HEDRICK SMITH: [on camera] You can't have a big database-

PETER SWIRE: Yeah, you can't have the big Brainiac with the one database on all Americans run by the government. But here's the trick. What you can do, if you're the FBI, is you can ping the private sector database. "Hey, Lexis-Nexis."

HEDRICK SMITH: You can access it?

PETER SWIRE: You can access it. "Hey, give me some information on this person" or on that person. And as long as you just access it one at a time, which is the way it works anyways, Privacy Act doesn't apply because it's not a government database, it's the private sector database. The law doesn't apply to the private sector data.

Now I'm realizing that most personal data of surveillance or investigative interest to federal government agencies is likely to not be stored at federal government sites, but will to a significant extent be stored by private companies, and by agencies at other levels of government, that can be “pinged” for quick access to personal data or served by National Security Letter when deemed necessary. With the right networks, hardware, and software, it might be possible to assemble one of us from remote data sources in an instant.

How and to what extent personal data from social networking sites, and from activity related to advertising on them, can be collected for government purposes I don't pretend to know, but I'm glad there's growing concern with who gets access to the personal data troves.

But what if you were “being searched randomly” based on a government profile drawn from your putatively private information online?

What putatively private information are we talking about? Facebook is effectively a public place. What I put in my facebook profile is just like what I say out loud in a public space like town square or a restaurant. We can't pretend that facebook is like having a private conversation in your house or over the phone. It just isn't.
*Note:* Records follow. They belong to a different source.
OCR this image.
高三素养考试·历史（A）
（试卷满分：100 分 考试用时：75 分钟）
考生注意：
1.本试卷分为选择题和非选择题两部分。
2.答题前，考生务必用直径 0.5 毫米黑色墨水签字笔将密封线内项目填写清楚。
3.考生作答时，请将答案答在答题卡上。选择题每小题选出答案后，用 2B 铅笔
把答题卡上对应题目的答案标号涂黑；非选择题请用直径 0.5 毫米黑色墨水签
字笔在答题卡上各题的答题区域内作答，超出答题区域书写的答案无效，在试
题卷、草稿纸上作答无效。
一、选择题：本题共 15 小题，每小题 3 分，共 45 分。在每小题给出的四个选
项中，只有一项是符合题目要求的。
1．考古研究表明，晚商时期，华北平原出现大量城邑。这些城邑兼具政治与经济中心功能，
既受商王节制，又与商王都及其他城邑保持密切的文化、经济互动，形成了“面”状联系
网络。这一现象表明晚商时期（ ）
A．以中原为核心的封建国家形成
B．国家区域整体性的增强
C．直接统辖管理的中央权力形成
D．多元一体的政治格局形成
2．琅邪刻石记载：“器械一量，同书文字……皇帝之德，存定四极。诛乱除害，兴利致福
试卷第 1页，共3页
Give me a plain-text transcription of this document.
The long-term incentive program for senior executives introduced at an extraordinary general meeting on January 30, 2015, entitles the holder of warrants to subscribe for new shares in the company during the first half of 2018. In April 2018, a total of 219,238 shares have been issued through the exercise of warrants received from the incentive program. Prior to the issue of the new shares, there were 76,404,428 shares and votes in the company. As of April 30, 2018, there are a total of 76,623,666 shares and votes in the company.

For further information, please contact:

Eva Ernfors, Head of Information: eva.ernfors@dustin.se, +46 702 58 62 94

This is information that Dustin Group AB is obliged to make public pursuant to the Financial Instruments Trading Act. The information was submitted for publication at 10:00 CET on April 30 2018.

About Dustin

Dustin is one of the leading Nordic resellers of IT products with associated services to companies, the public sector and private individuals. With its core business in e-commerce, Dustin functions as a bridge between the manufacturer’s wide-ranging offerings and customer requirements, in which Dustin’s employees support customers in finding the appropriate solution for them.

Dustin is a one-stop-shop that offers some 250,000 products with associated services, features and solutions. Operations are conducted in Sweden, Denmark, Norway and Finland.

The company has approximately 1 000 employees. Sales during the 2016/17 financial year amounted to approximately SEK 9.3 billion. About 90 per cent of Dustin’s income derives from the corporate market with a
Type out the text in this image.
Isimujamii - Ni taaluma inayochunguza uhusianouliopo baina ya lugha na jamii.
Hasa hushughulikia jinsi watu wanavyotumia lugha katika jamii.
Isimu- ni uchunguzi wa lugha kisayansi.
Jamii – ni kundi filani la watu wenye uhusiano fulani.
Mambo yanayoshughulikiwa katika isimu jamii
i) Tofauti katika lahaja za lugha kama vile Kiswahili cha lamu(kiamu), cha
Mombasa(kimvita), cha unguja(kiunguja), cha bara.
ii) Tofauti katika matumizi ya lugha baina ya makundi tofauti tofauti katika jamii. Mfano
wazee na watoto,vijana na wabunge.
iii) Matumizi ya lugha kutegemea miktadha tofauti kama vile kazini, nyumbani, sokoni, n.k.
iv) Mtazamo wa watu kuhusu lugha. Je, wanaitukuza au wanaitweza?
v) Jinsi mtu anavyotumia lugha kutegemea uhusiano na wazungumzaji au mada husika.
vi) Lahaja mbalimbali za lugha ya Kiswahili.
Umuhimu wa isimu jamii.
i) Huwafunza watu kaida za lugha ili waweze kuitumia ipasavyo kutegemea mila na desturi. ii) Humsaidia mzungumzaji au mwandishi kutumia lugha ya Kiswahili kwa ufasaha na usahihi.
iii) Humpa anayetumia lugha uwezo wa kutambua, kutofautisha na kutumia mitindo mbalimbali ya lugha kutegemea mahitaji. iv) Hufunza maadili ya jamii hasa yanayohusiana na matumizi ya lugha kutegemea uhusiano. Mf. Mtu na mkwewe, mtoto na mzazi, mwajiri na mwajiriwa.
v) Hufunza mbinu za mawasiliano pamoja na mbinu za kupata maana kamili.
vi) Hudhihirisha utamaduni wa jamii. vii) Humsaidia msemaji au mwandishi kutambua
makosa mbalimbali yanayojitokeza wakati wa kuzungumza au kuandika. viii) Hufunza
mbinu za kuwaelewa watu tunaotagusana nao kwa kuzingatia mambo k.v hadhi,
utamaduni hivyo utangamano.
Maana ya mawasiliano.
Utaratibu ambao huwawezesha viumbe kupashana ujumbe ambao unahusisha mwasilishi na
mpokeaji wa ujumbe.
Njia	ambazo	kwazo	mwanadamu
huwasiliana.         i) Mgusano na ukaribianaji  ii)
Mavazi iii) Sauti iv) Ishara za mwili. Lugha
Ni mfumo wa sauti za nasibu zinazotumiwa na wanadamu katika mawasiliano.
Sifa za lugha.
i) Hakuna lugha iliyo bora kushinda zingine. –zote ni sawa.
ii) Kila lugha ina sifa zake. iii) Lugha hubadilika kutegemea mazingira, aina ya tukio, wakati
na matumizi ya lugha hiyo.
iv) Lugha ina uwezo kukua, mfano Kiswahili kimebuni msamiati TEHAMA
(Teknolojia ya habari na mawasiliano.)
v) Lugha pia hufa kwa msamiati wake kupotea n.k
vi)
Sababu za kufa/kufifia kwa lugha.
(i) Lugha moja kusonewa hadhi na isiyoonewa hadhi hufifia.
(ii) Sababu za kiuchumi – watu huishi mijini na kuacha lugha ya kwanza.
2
A facebook profile is fundamentally different from many of the other information that can be tracked online or through online sources because it is information the individual provides voluntarily with the intent of making it public to other people.

Is it possible that you are conflating various notions of privacy? When you see a privacy statement on a website--typically a simple avowal that they will not sell your information to other parties--that is not the same thing that we mean when we are talking about privacy in relation to the government. Usually when we are talking about the government we mean that the government should not be investigating us without probable cause, and that doesn't have anything to do with whether or not tpmcafe, for example, sells your email address to a spammer.